A Cough In The Night

D3-cough1440Spasmodic croup in young children is an alarming condition, writes Caroline Illingworth.

When most people arrive at their holiday destination, they usually unpack, go into town, head to the beach or just kick back and start to unwind. On our last trip, the first thing we did was check out where the local hospital’s emergency department was. Fun, I know. But we have a good reason: our four-year-old son has a condition that can cause him to wake up in the middle of the night, struggling to breathe.

The first time it happened was the most frightening.

His condition, called spasmodic croup, is like ‘normal’ croup except that it comes on suddenly and severely, like an asthma attack. The lining of the upper airway swells up quickly, making it hard for air to get through. Sometimes there is no warning; at other times, a slight cold or runny nose puts us on alert. It’s more common in winter, but we’ve had episodes at other times too.

During the past year, we’ve had an ambulance to our house eight times, with most attendances ending in a trip to the hospital. On three occasions, our son’s attack was so severe that the paramedics had to give him adrenaline via a nebuliser.

The first time it happened was the most frightening. It started off with a strange sound that woke my husband and me; a barking, hacking echo that we first thought was an irate possum. We quickly realised it was coming from our son’s bedroom. Racing to him, we found him distressed and struggling to breathe. “Something… stuck… in… my… throat,” he managed to tell us, pointing at his neck and sucking in air. My husband ran to call an ambulance.

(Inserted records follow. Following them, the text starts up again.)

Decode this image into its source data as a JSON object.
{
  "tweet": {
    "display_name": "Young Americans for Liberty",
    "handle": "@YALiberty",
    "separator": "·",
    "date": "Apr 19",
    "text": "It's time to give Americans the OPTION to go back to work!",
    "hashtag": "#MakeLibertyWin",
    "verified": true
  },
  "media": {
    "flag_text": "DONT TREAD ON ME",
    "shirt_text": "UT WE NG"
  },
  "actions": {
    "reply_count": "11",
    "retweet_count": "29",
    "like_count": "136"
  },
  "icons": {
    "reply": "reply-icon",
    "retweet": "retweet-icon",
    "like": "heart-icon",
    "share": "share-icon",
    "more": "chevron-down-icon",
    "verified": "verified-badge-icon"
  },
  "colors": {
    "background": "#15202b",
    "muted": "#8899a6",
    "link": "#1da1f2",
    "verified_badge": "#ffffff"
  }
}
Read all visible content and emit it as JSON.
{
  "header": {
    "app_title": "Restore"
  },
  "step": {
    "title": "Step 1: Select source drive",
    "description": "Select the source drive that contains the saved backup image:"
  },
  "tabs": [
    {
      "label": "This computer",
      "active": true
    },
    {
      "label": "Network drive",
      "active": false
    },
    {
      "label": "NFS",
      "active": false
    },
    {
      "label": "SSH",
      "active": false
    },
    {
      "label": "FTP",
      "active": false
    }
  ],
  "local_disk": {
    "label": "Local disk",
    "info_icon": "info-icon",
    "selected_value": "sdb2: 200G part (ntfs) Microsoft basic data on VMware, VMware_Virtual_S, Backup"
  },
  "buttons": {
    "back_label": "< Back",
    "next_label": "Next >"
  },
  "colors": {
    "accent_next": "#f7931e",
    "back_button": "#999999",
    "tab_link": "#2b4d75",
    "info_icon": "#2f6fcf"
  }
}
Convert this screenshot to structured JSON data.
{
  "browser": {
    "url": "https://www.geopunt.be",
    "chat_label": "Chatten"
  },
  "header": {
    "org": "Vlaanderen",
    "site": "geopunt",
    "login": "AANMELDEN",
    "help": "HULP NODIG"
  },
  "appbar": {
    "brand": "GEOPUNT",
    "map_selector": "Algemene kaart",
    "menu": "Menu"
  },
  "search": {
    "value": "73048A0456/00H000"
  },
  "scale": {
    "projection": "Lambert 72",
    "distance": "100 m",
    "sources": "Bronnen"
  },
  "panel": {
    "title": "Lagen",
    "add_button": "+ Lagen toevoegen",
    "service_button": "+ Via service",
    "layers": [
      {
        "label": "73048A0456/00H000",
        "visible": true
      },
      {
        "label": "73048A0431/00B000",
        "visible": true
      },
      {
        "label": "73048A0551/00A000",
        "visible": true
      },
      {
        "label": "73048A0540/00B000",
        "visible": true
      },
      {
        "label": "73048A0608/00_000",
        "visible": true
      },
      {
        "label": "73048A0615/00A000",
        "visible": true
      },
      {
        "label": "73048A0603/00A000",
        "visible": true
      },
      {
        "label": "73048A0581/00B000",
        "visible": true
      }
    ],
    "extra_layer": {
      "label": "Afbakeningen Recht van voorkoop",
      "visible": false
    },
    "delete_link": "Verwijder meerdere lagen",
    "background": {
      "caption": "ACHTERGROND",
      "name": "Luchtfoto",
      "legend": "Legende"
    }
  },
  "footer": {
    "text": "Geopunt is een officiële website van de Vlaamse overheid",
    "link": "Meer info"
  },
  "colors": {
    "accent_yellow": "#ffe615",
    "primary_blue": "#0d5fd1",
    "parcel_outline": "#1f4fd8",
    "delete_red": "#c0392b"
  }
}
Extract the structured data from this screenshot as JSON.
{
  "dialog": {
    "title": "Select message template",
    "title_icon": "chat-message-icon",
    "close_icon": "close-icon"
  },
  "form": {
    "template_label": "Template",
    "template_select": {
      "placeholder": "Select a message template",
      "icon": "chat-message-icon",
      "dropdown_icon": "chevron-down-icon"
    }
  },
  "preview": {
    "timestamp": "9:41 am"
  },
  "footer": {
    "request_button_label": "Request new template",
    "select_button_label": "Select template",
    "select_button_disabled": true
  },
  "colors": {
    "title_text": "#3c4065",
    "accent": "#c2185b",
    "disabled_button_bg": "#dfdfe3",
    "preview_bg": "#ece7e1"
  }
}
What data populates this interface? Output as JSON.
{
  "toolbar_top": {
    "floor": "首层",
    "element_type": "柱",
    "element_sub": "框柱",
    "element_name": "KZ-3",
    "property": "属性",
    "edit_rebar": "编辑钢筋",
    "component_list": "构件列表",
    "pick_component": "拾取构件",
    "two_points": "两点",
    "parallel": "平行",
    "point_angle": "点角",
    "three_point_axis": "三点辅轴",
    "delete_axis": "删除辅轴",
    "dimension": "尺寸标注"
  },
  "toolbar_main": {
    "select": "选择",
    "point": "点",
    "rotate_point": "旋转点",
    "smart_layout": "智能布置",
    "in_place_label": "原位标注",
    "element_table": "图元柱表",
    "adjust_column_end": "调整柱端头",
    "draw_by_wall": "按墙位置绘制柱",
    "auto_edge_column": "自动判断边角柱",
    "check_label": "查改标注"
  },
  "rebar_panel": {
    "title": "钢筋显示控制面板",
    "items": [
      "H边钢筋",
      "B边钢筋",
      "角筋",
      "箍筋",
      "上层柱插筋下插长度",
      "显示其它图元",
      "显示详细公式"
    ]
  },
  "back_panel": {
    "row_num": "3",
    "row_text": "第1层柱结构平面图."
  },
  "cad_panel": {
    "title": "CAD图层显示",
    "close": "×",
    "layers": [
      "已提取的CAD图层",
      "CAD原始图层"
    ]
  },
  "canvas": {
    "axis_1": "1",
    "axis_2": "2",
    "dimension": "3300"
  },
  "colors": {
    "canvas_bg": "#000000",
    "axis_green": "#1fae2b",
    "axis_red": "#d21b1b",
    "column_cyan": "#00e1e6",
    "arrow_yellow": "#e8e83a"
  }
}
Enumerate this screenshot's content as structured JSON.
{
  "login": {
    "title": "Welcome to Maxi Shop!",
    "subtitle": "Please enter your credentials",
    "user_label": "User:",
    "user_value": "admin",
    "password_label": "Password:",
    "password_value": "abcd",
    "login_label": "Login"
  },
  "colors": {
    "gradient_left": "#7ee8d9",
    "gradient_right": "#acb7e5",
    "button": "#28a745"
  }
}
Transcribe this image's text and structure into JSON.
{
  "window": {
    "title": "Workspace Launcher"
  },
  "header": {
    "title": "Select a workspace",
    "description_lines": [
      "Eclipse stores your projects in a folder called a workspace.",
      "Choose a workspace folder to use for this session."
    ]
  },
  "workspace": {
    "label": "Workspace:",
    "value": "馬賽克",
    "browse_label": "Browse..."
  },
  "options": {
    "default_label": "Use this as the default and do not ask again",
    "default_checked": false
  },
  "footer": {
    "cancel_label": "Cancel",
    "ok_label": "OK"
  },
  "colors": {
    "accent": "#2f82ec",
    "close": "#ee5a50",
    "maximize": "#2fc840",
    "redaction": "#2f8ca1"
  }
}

I can still clearly recall the utter fear and panic I felt.

The 10 minutes it took for the ambulance to arrive felt like an hour. At that point, we weren’t even sure what the attack was, which made it even more petrifying. I saw my little boy’s precious, short life flashing before me, and felt helpless to do anything except pray. Finally, the paramedics arrived and within minutes of their administering adrenaline, he was breathing more normally. But it took weeks before I stopped having flashbacks to that night, and I can still clearly recall the utter fear and panic I felt.

Our son had several more episodes in the months that followed before we realised this was not ‘normal’ croup. We had other friends and acquaintances whose children had suffered croup and they expressed surprise that we had had to ring an ambulance. We began to feel that perhaps we were overreacting, turning into the anxious, hovering parents we thought we’d never be.

Thankfully, all of the paramedics who treated our son reassured us that we were doing the right thing by calling them. The attacks were severe, and our son also had a history of asthma and other respiratory illnesses. “We would tell you if you were wasting our time,” one said.

During this time, we consulted our GP, a paediatrician, scoured the internet and spoke to other parents in an attempt to better understand our son’s condition. It was not until the sixth or seventh serious attack that we finally obtained an appointment to see a paediatric respiratory specialist. She gave us the diagnosis of spasmodic croup, as well as some reassurance (her son has the same condition and, at five, is improving and having less severe attacks). Unfortunately, there is no method of prevention or cure for spasmodic croup, but usually, children grow out of it by five or six years of age, as they grow bigger and their airway widens.

We are working hard to keep our son healthy

We are now well versed in what to do when one of these attacks comes on. While this helps, it doesn’t take away the anxiety we feel or the emotional and physical exhaustion of dealing with these stressful events, especially as we also have another child to look after.

In the meantime, we are working hard to keep our son healthy by continuing to give him nutritious food, and making sure he gets enough rest and plenty of fresh air. We’re trying supplements such as fish oil to boost his immune system, and we hope that this will have some benefit.

We’re also taking a few precautions for his safety and our stress levels. We can’t holiday anywhere too far from a hospital emergency department as we are not sure how long an ambulance will take to come (at home we know it’s about 10 minutes). We’ve decided that for this year we can’t leave him at night with babysitters, so our plans for dinners out together and with friends, now that our other son has turned one, have been put on hold.

These restraints on our lifestyle, while mildly annoying, still enable us to live the life we want to, for the most part. Unlike many other life-threatening illnesses, our son’s illness is one that he will more than likely grow out of. That, along with the fact that we live in a country where the medical care we need is affordable and accessible, is something for which we are thankful.